El Evangelio nos presenta la misión de los Doce: “Comenzó a enviarlos de dos en dos, dándoles poder sobre los espíritus inmundos”. Jesús elige a los apóstoles para que prolonguen su obra salvadora en el mundo. El Maestro no quiere realizar Él solo la obra de la salvación, sino que asocia a ella a los apóstoles, enviándolos de dos en dos delante de sí.
Y los envía con su misma autoridad, de modo que -al igual que Él- predican la conversión, curan enfermos y echan demonios. Esto nos muestra que Dios requiere también la colaboración de cada uno de nosotros: Dios espera nuestra fe y nuestra aportación personal a su Obra redentora.
La misión principal de todo apóstol
En este texto del Evangelio de San Marcos tenemos expresada la ley esencial para la eficacia de la misión salvadora de la Iglesia en todas las épocas y lugares: predicar la conversión. Es el encargo central de toda obra de evangelización, la misión principal de todo apóstol: predicar la conversión, el cambio de una vida de pecado a una vida en gracia de Dios.
La conversión conlleva el reconocimiento de nuestros pecados, de aquellas acciones en nuestra vida que son contrarias a la voluntad de Dios, y de aquí brota el deseo de renunciar a todo lo que nos aparta de Dios. De este reconocimiento del pecado, que ofende a Dios, nace el dolor por nuestras culpas y el deseo de cambio, y el anhelo de que Dios nos sane con su misericordia y nos otorgue el perdón. Sólo aquel que se reconoce pecador permite a la misericordia divina actuar en su vida.
Nadie puede cambiar los 10 Mandamientos
Por el contrario, cuando no reconocemos que nuestras acciones constituyen un pecado: el aborto, la eutanasia, las relaciones homosexuales, el uso de drogas, del alcohol, la infidelidad matrimonial…, impedimos a la misericordia obrar en nosotros.
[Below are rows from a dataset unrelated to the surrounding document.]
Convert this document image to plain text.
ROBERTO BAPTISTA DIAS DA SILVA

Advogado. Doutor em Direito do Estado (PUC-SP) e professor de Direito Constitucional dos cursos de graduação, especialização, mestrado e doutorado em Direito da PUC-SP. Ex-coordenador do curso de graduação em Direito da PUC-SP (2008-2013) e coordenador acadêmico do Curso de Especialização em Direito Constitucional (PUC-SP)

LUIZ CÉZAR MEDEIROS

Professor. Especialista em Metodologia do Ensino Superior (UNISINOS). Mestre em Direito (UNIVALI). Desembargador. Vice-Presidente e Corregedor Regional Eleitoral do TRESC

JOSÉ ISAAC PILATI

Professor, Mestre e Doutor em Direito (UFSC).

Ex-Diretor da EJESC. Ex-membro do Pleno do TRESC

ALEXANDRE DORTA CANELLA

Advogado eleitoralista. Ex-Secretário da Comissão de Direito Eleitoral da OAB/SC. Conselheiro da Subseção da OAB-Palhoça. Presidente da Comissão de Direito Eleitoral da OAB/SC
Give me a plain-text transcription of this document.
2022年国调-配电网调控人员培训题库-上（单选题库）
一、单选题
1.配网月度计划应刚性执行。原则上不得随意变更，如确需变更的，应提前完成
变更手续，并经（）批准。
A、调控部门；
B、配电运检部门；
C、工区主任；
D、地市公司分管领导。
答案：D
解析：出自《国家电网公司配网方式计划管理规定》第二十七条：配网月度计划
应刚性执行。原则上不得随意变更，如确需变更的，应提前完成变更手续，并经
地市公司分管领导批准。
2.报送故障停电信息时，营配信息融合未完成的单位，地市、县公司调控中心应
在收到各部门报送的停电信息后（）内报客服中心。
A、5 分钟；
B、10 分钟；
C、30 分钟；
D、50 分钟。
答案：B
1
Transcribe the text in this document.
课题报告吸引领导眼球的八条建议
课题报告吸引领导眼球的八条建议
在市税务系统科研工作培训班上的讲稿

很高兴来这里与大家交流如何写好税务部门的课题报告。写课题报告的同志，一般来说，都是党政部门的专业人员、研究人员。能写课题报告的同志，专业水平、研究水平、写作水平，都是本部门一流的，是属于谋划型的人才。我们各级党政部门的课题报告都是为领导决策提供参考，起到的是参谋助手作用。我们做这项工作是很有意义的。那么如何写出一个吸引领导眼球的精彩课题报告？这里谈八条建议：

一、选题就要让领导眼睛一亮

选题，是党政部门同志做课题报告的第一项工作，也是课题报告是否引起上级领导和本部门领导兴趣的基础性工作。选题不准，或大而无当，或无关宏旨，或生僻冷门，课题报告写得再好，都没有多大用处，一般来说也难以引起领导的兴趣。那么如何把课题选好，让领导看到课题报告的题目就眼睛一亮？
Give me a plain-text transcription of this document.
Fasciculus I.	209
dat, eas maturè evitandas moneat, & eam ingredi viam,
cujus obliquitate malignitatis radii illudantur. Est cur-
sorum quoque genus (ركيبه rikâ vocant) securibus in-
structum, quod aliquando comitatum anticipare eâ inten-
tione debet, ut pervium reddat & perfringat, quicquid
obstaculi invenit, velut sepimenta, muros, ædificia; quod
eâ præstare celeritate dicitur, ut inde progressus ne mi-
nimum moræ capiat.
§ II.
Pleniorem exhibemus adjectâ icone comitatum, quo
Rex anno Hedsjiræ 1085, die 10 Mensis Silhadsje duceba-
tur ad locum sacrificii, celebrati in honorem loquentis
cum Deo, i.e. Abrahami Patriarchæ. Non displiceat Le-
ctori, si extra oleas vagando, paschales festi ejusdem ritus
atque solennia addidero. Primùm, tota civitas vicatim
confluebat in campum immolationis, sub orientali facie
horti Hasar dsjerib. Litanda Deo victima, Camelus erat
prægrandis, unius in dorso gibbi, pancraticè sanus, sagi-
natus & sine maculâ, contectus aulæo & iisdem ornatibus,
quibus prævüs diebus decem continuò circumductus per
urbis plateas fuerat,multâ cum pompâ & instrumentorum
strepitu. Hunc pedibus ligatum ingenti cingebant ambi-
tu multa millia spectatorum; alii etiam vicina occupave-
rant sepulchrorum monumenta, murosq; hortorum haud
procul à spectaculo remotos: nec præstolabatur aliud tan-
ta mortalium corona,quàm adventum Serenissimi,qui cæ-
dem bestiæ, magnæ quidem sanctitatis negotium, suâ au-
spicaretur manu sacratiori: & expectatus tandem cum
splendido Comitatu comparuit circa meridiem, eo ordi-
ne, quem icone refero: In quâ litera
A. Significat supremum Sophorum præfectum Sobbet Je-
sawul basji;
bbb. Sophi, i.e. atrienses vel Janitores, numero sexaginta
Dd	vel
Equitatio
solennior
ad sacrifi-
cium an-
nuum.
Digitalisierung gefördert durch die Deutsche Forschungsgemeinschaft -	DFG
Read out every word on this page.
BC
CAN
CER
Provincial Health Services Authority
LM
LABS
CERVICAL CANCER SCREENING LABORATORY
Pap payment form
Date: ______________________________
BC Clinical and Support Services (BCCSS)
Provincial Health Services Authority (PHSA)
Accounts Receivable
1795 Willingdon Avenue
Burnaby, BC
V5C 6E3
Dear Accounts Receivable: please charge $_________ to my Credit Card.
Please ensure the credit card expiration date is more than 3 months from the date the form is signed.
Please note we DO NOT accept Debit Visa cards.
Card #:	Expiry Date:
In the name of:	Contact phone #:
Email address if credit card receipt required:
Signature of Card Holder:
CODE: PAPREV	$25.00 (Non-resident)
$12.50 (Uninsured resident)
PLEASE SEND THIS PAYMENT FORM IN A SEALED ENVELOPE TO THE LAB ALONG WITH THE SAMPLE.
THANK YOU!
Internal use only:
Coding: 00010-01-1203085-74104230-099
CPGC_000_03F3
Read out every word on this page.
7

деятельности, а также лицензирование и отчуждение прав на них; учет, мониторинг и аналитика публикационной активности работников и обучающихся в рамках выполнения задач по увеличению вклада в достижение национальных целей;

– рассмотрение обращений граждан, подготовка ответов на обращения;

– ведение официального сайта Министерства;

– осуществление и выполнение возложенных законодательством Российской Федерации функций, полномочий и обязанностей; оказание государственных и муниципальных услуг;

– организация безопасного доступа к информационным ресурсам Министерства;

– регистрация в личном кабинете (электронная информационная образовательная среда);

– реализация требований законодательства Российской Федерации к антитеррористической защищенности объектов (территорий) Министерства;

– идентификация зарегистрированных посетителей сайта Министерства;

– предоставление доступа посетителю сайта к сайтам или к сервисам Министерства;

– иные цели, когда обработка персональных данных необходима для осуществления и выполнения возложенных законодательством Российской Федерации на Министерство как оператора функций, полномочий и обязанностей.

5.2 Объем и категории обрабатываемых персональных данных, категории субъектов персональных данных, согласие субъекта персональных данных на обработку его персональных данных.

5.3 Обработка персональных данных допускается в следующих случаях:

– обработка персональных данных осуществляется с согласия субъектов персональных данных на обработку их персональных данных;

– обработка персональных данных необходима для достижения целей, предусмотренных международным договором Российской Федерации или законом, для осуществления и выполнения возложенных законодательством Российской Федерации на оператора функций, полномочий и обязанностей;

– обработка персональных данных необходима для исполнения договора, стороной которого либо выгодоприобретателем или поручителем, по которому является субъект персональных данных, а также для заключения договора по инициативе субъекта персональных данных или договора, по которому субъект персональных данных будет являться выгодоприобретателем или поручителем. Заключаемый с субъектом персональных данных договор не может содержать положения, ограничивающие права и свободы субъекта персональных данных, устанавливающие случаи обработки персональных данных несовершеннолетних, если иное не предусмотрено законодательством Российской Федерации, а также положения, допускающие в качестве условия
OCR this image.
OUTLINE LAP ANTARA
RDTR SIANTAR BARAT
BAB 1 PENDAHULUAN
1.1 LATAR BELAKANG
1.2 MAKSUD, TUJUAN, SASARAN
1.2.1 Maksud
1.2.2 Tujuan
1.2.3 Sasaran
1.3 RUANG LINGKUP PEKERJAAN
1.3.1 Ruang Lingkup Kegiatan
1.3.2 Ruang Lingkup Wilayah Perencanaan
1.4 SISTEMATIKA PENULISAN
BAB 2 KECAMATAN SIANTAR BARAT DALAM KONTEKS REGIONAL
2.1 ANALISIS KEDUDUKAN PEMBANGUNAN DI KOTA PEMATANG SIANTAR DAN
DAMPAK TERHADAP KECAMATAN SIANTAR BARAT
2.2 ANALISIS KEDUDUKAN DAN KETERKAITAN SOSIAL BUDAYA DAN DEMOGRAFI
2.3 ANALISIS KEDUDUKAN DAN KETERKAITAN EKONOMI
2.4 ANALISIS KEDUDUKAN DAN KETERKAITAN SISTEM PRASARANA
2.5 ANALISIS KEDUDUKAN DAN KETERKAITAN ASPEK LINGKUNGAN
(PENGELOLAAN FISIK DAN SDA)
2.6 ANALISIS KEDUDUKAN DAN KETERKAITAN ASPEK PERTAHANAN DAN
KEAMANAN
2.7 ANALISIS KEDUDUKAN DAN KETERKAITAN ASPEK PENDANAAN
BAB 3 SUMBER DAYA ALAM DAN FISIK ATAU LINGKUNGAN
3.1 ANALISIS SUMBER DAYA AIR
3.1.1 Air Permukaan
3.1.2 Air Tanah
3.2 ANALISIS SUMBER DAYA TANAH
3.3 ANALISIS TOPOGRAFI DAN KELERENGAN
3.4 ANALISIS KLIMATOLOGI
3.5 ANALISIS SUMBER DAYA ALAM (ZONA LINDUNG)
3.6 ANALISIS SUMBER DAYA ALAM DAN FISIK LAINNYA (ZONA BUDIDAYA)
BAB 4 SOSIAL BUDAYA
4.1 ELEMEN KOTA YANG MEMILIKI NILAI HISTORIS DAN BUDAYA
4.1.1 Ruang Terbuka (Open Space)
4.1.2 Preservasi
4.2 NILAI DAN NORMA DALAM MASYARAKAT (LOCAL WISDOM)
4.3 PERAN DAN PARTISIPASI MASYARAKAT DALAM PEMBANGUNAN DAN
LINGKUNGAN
En realidad, no queremos cambiar de vida, ni que nadie nos reproche nuestras malas obras porque queremos seguir haciéndolas.
Pretendemos justificar nuestras acciones con que ahora son otros tiempos y no es como antes, o con que todo el mundo lo hace y nos apoyamos en que muchas de esas cosas tienen la aprobación de las leyes civiles.
No nos engañemos: lo que ayer era pecado hoy sigue siendo pecado, aunque los hombres queramos llamar bien al mal y mal al bien. La voluntad de Dios no cambia, ni está sujeta a los caprichos de los hombres. Nadie puede cambiar los diez Mandamientos, ni disminuirlos, y en esos mandatos Dios nos ha dejado el camino para la salvación. Si no hacemos caso, nosotros mismos nos cerramos el camino de la Salvación.
Dios perdona al que se arrepiente de su pecado
Otros se escudan para no cambiar de vida en que Dios es misericordioso y perdona a todos. Cierto. Dios es misericordioso con el que reconoce su pecado y pide perdón, pero su misericordia no puede nunca aprobar el pecado.
Dios perdona al que se arrepiente de su pecado y pide misericordia. Pero no puede perdonar al que excusa su pecado o no se arrepiente de él.
Por eso el mensaje central del Evangelio es siempre una llamada a la conversión del pecado. Si hoy, por una falsa idea de la misericordia, se deja a las personas en su vida de pecado, estamos traicionando el mensaje del Evangelio que llama a todos a la conversión. Jesús no ha venido a salvar a los justos, sino a los pecadores. Y el que afirma que no tiene pecado, el que justifica su pecado y cree que no necesita ser perdonado de nada, es como el enfermo que no quiere reconocer su enfermedad, y no va al médico. El médico no puede hacer nada con quien no quiere reconocer que está enfermo.
Que María Inmaculada, Refugio de los pecadores, a quien Dios ha confiado todo el orden de la misericordia -como afirma San Maximiliano María Kolbe- nos conceda la gracia de reconocer en nosotros todo aquello que nos aparta de su Hijo y dejarnos invadir por el perdón de su Hijo para para que podamos realizar con alegría y con fruto nuestro trabajo en la viña del Señor.